Question

Charge q is uniformly distributed over a thin half ring of radius R. The electric field at the centre of the ring is

• A. $\frac{q}{2{\pi }^2{ϵ}_0{R}^2}$
• B. $\frac{q}{4{\pi }^2{ϵ}_0{R}^2}$
• C. $\frac{q}{4\pi {ϵ}_0{R}^2}$
• D. $\frac{q}{2\pi {ϵ}_0{R}^2}$

Answer 1

The correct option is A $\frac{q}{2{\pi }^2{ϵ}_0{R}^2}$

From figure $dl=Rd\theta$;
Charge on $dl=\lambda Rd\theta \{\lambda =\frac{q}{\pi R}\}$
Electric field at centre due to dl is $dE=k.\frac{\lambda Rd\theta }{R^2}$.

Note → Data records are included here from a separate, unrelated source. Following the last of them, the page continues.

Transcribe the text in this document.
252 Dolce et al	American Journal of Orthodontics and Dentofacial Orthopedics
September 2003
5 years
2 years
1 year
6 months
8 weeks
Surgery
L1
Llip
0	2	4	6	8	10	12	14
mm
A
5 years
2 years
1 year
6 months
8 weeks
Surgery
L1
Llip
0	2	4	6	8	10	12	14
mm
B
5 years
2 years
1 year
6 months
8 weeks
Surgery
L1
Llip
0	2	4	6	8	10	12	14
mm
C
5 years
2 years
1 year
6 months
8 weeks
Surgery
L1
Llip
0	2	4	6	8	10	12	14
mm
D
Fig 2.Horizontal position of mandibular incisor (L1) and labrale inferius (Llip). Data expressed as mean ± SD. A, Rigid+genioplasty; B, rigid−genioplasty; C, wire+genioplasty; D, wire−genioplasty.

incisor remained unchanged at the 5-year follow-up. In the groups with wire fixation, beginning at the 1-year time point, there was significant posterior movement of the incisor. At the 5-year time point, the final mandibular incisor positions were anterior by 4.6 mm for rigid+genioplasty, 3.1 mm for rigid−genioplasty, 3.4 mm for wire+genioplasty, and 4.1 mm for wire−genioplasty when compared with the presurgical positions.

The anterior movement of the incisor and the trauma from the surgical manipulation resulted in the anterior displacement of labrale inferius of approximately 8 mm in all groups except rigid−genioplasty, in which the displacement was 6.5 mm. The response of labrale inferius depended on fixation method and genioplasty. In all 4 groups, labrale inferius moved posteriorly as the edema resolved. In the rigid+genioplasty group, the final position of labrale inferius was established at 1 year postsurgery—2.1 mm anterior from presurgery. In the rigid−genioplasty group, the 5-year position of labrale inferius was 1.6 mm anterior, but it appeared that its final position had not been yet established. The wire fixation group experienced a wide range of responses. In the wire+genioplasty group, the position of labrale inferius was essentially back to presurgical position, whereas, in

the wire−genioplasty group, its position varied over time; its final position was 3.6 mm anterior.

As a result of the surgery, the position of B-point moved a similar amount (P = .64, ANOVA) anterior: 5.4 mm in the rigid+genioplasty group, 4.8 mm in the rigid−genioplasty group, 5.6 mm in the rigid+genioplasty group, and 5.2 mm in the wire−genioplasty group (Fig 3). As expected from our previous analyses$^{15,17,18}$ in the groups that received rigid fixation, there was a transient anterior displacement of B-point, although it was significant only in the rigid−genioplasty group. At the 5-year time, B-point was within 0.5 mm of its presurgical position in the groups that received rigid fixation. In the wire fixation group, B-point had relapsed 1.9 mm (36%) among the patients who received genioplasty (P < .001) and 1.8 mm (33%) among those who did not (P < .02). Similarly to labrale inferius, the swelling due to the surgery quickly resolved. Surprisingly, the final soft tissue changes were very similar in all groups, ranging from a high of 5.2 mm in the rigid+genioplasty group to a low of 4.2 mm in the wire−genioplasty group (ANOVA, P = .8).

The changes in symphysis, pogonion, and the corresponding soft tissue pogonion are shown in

We need to consider only the component $dEcos\theta$, as the component $dEsin\theta$ will cancel out because of the field at C due to the symmetrical element dl'.
Total field at centre $=2{\int }_0^{\pi /2}dEcos\theta$
$=\frac{2k\lambda }{R}{\int }_0^{\pi /2}cos\theta d\theta =\frac{2k\lambda }{R}=\frac{q}{2{\pi }^2{ϵ}_0{R}^2}$